The efficiency of SHS-targeted editing can likely also be further optimized. Important variables include cell type-specific gene transfer efficiencies; repair template type (single-vs double-stranded), and the length and degree of nucleotide sequence identity between the repair template and target site flanking sequences. The highest efficiency of homology-directed repair can in most instances be promoted by incorporating >200bp of perfect DNA sequence identity between a SHS and donor repair template arms39–42. Thus target site characterization in cell types of interest is an important part of any homology-dependent editing optimization workflow, in order to identify potentially confounding issues such as the variable SINE/Alu-derived short insertion we identified near the SHS231 site in a subset of cell lines. This type of unanticipated finding, once identified, can be readily incorporated into the construction of repair templates where long, flanking homology arms are desirable or required.

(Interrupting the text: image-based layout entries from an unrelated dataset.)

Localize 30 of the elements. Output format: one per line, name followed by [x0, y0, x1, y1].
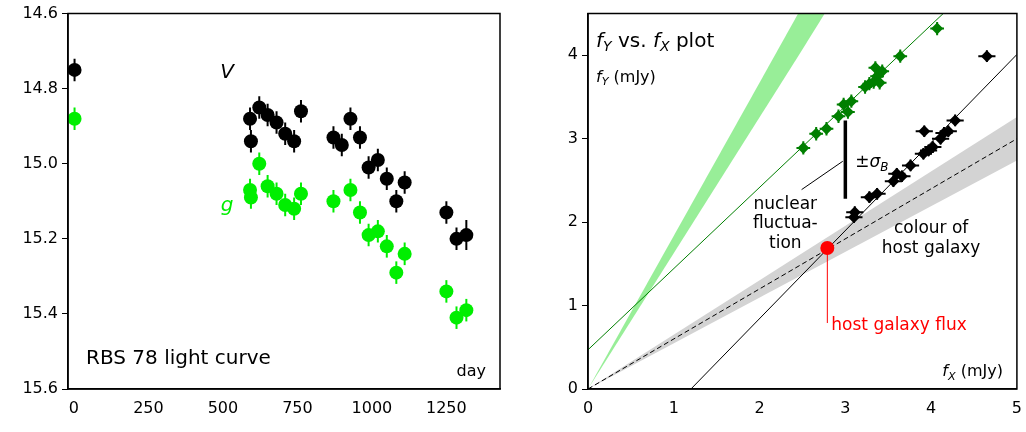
- x-tick-label: 0: [68, 397, 80, 417]
- series-label: V: [220, 58, 236, 83]
- x-axis-title: day: [456, 361, 487, 381]
- x-tick-label: 5: [1011, 397, 1022, 417]
- series-label: g: [220, 192, 234, 217]
- y-tick-label: 15.6: [22, 378, 58, 398]
- y-tick-label: 4: [567, 44, 578, 64]
- y-tick-label: 2: [567, 211, 578, 231]
- y-tick-label: 15.0: [22, 152, 58, 172]
- annotation: nuclear fluctua- tion: [752, 192, 818, 252]
- y-tick-label: 15.4: [22, 303, 58, 323]
- y-tick-label: 14.8: [22, 77, 58, 97]
- y-tick-label: 3: [567, 127, 578, 147]
- text: host galaxy flux: [831, 314, 967, 335]
- x-tick-label: 1: [668, 397, 679, 417]
- x-tick-label: 250: [133, 397, 164, 417]
- y-tick-label: 1: [567, 294, 578, 314]
- x-tick-label: 2: [754, 397, 765, 417]
- y-tick-label: 0: [567, 378, 578, 398]
- x-tick-label: 3: [840, 397, 851, 417]
- x-tick-label: 1250: [426, 397, 467, 417]
- x-tick-label: 4: [926, 397, 937, 417]
- y-tick-label: 15.2: [22, 228, 58, 247]
- x-tick-label: 1000: [351, 397, 393, 417]
- text: RBS 78 light curve: [86, 345, 271, 370]
- x-tick-label: 500: [207, 397, 239, 417]
- x-tick-label: 0: [582, 397, 594, 417]
- annotation: colour of host galaxy: [881, 217, 981, 258]
- y-tick-label: 14.6: [22, 2, 58, 22]
- x-tick-label: 750: [282, 397, 313, 417]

The new SHS identified here expand by an order of magnitude the number of human SHS that can be used for human genome editing and engineering applications. The SHS assessment and scoring strategy we used was more comprehensive that previous efforts, and can be further modified to incorporate new or application-specific SHS scoring criteria. For example, the growing number of apparently dispensable human genes6,43 offers one rich source of potential new human SHS. These human gene ‘knockout’ lists can be supplemented with complementary lists of essential or high fitness human genes, to focus on genomic regions to target or avoid as part of genome engineering projects44-46. The characterization of additional new human SHS and the development of SHS-specific reagents such as our SHS231 ‘toolbox’ should provide practically useful tools to enable a wide range of basic as well as translational human genome engineering applications.

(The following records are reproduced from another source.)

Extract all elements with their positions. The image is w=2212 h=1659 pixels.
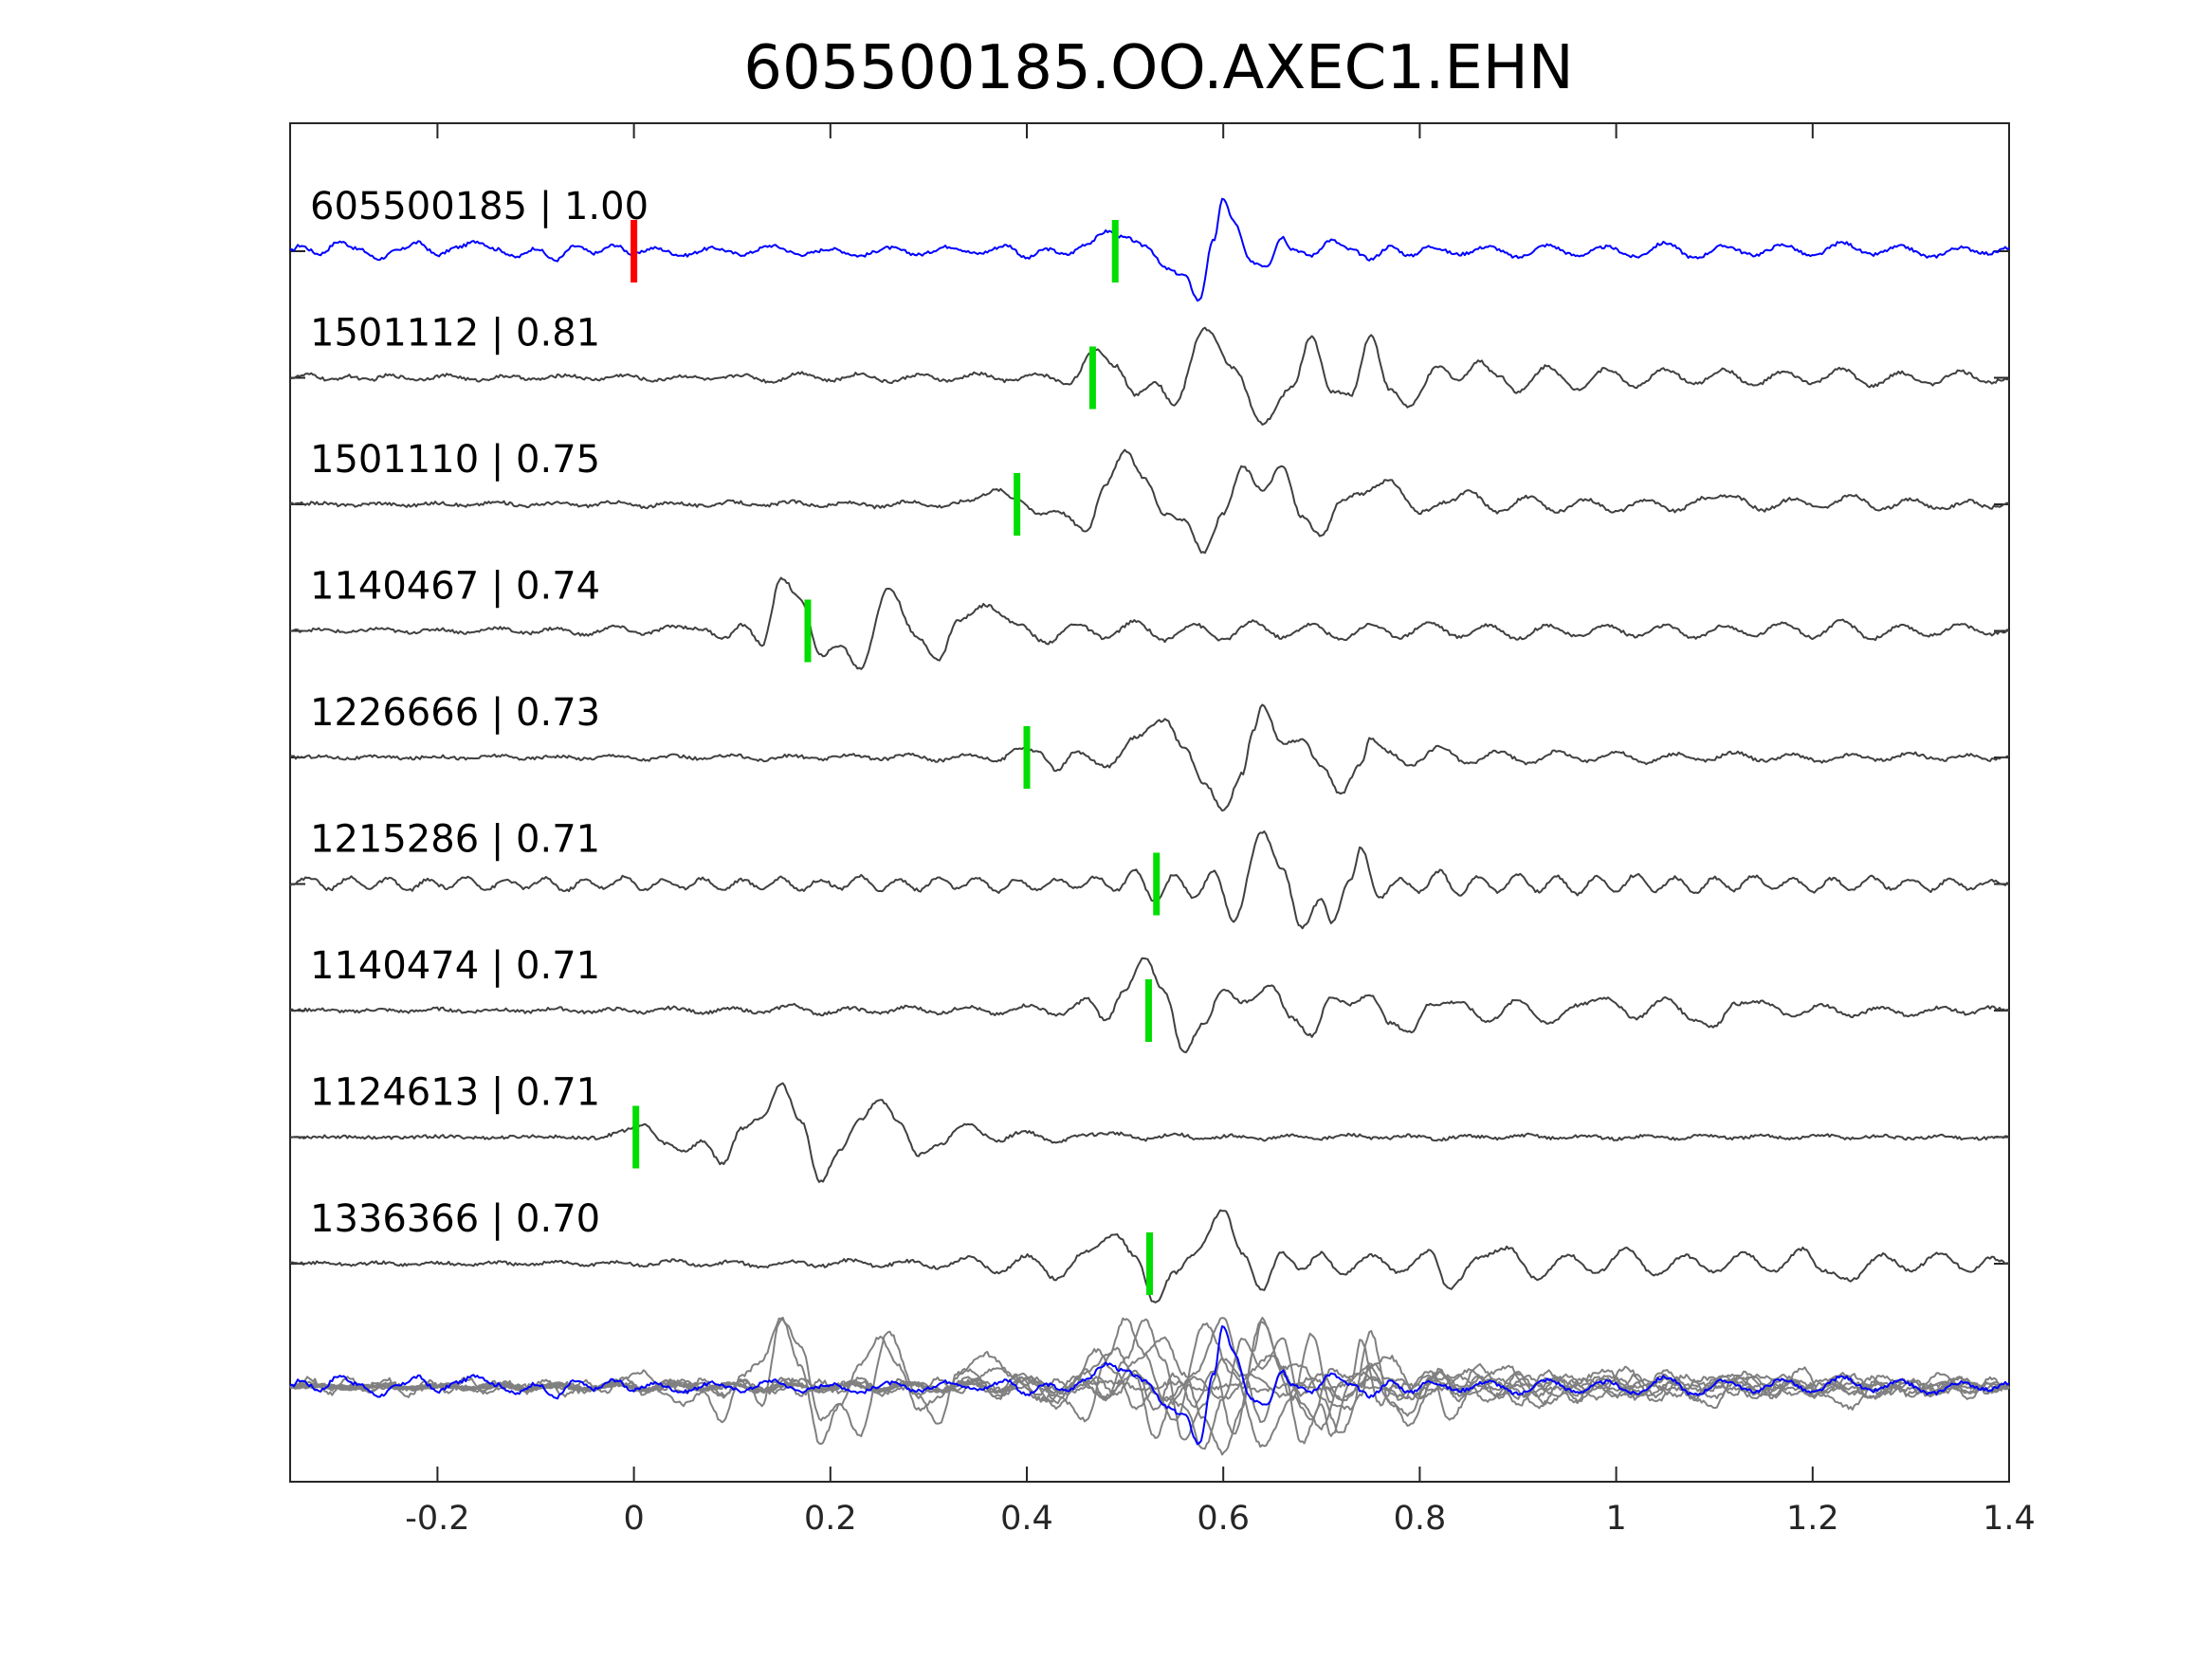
overlay-template-trace (289, 1325, 2010, 1446)
trace-label: 605500185 | 1.00 (310, 185, 649, 228)
template-trace (289, 197, 2010, 302)
detection-trace (289, 957, 2010, 1054)
trace-label: 1226666 | 0.73 (310, 691, 600, 735)
x-tick-label: 0.8 (1394, 1500, 1447, 1538)
pick-markers (631, 220, 1161, 1295)
x-tick-label: 0.6 (1197, 1500, 1250, 1538)
detection-trace (289, 830, 2010, 930)
detection-trace (289, 1209, 2010, 1304)
trace-label: 1501110 | 0.75 (310, 438, 600, 482)
trace-label: 1336366 | 0.70 (310, 1197, 600, 1241)
trace-label: 1501112 | 0.81 (310, 312, 600, 356)
x-tick-label: 0.4 (1000, 1500, 1053, 1538)
x-tick-label: 1 (1605, 1500, 1626, 1538)
detection-trace (289, 326, 2010, 426)
trace-label: 1124613 | 0.71 (310, 1071, 600, 1115)
detection-trace (289, 448, 2010, 555)
trace-label: 1140474 | 0.71 (310, 944, 600, 988)
chart-title: 605500185.OO.AXEC1.EHN (743, 33, 1574, 103)
trace-label: 1215286 | 0.71 (310, 818, 600, 862)
trace-stack (289, 197, 2010, 1304)
x-tick-label: 1.2 (1786, 1500, 1839, 1538)
overlay-panel (289, 1316, 2010, 1456)
x-tick-label: 0 (623, 1500, 644, 1538)
plot-frame (289, 122, 2010, 1483)
x-tick-label: 1.4 (1983, 1500, 2036, 1538)
detection-trace (289, 703, 2010, 812)
trace-labels: 605500185 | 1.00 1501112 | 0.81 1501110 | … (310, 185, 649, 1241)
trace-label: 1140467 | 0.74 (310, 565, 600, 609)
axes: -0.2 0 0.2 0.4 0.6 0.8 1 1.2 1.4 (289, 122, 2036, 1538)
x-tick-label: 0.2 (804, 1500, 857, 1538)
detection-trace (290, 1082, 2010, 1183)
overlay-detection-trace (289, 1317, 2010, 1439)
overlay-detection-trace (289, 1318, 2010, 1441)
detection-trace (289, 576, 2010, 670)
x-tick-label: -0.2 (405, 1500, 469, 1538)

Author Disclosure Statement
None of the other authors has a competing interest to declare.
Acknowledgements
We thank Drs. Kenny Matreyek and Douglas Fowler for introducing us to the BxbI recombinase system and for providing materials; Alden Hackmann for help with Figures; and Marilyn Moelhman and Texia Loh for work on the design and analysis of CRISPR activation and SHS231 homology independent knockin experiments. SP, HL, RBS and RJM Jr were supported by NIH Award 1RL1CA133831, while BTH was supported by Interdisciplinary Training in Genomic Sciences NHGRI T32 Award HG00035. MP and EC were supported by NIH R01 CA227432-01.